Broad’s day began with him celebrating that more favourable landmark as he dismissed Mohammed Shami with just his fourth delivery. However, it was his third over of the morning that will go down in history. And England’s nonsensical short-ball tactics were firmly to blame for the nightmare that unfolded.
Despite Anderson having just shown the merits of pitching the ball up when he cleaned bowled centurion Ravindra Jadeja, Broad went on a bumper barrage from the Pavilion End – and Bumrah could barely believe his luck.
Broad was smashed for the record total by India’s captain and tailender Jasprit Bumrah
The stand-in India captain pulled the first ball for four, then watched the next delivery fly over his head for five wides. He then top-edged a front-foot no-ball bouncer for six, smashed a full toss for four and edged another one to the fine leg boundary. Finally, Bumrah swung successive half-trackers away for a four and six before scrambling a single off a Yorker.
‘Sometimes you think you’ve seen it all and then this game shows you you’re a student in life – you’ll see something even more bizarre!’ said ex-India coach Ravi Shastri, who commentated on Broad’s 36-run over to Yuvraj 15 years ago.
Meanwhile, England legends were lining up to lay into Broad’s bowling. ‘They were poor tactics,’ said former skipper Hussain. ‘There are three stumps there for a reason. The reason they are batting No 9, 10, 11 is because they can’t keep the good ones out. There is a bit of ego and frustration. Broad knows the problem he’s had against the short ball and he goes short and then you completely lose the plot.’
Broad’s 550th Test victim was tailender Mohamed Shami with the fourth ball of his first over
Bumrah’s assault on Broad meant India racked up 78 priceless runs in just 59 minutes, with the skipper finishing unbeaten on 31 from 16 balls. And for all the transformation we have seen under new coach Brendon McCullum and captain Stokes this summer, the passage of play was eerily familiar to last year at Lord’s in the second Test of this elongated series.
Then, Shami and Bumrah put on 89 in an unbroken ninth-wicket stand on the final day, extending India’s lead from 182 to 271. England were then rolled for 120 inside two sessions with then captain Root admitting: ‘Tactically I got a few things wrong.’

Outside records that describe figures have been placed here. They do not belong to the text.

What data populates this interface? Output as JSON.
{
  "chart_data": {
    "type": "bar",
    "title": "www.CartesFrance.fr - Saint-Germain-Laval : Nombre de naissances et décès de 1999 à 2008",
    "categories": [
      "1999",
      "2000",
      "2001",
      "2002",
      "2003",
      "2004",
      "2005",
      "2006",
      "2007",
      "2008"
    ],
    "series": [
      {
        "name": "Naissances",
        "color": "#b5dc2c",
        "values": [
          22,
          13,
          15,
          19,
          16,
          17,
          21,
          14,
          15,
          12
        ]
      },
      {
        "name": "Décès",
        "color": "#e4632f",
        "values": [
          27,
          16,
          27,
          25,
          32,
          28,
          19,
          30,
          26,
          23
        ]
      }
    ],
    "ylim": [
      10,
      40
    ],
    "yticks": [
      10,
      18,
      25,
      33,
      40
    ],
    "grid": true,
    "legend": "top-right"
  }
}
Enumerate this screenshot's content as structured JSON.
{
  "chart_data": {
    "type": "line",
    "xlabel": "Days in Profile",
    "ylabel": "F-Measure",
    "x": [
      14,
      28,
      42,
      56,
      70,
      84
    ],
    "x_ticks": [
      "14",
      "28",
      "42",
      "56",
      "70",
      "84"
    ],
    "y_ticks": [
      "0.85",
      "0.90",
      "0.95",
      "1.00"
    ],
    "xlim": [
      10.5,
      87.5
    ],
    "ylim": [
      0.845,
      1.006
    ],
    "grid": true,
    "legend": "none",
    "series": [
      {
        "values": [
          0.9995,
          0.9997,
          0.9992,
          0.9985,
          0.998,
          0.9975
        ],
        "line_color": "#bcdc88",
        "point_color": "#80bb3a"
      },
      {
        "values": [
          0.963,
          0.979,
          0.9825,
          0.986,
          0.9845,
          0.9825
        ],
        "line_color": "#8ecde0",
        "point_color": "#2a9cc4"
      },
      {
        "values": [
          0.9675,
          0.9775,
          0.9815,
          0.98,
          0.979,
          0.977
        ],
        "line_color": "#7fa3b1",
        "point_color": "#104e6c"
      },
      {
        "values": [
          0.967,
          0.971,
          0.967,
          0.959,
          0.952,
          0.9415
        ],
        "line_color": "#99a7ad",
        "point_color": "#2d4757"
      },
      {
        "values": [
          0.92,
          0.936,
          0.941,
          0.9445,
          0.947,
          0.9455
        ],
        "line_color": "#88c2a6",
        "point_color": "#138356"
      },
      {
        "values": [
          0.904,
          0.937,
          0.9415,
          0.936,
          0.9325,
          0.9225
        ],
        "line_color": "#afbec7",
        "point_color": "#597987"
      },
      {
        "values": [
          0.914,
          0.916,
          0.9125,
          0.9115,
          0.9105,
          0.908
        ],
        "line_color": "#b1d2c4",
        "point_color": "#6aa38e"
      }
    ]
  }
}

About yesterday’s short-ball shambles, ex-England spinner Phil Tufnell fumed: ‘I don’t understand it. England have done it before and it’s the definition of madness.
‘I know we’re in this new fantastic era where everything’s great and everything’s positive but that is just annoying. What happened to top of off stump with the new ball?’
Despite the bowler’s milestone England ended a stop-start second day in trouble on 84-5
HOW BROAD ‘LOST THE PLOT’
Stuart Broad bowled the most expensive over in Test history yesterday as Jasprit Bumrah helped smash the England seamer for 35 – seven more than the previous record.
BALL 1 – FOUR RUNS: Bumrah hooks a short ball towards fine leg but it drops short of Zak Crawley and runs to the boundary.
Ball 2 – FIVE WIDES: Broad’s bouncer flies well over the head of Bumrah and England wicketkeeper Sam Billings and races away to the fence.
Ball 3 – SIX RUNS PLUS A NO-BALL: Bumrah top edges another short ball for six as the no-ball leaves Broad with 16 runs off just one legitimate delivery.
Ball 4 – FOUR RUNS: Broad goes fuller with a waist-high full toss that Bumrah clubs down the ground for four.
Ball 5 – FOUR RUNS: An inside edge past leg stump brings Bumrah another boundary and takes India past 400.
Ball 6 – FOUR RUNS: Bumrah hooks another short ball through midwicket, falls over, narrowly avoids kicking his stumps and leaves the India team in hysterics on the balcony.
Ball 7 – SIX RUNS: Short again and hooked again as Bumrah sends the ball soaring over the rope for six to break the record.
Ball 8 – ONE RUN: Bumrah digs out a yorker and scampers through for a single. Broad clatters into the stumps attempting a run-out but Siraj dives to safety.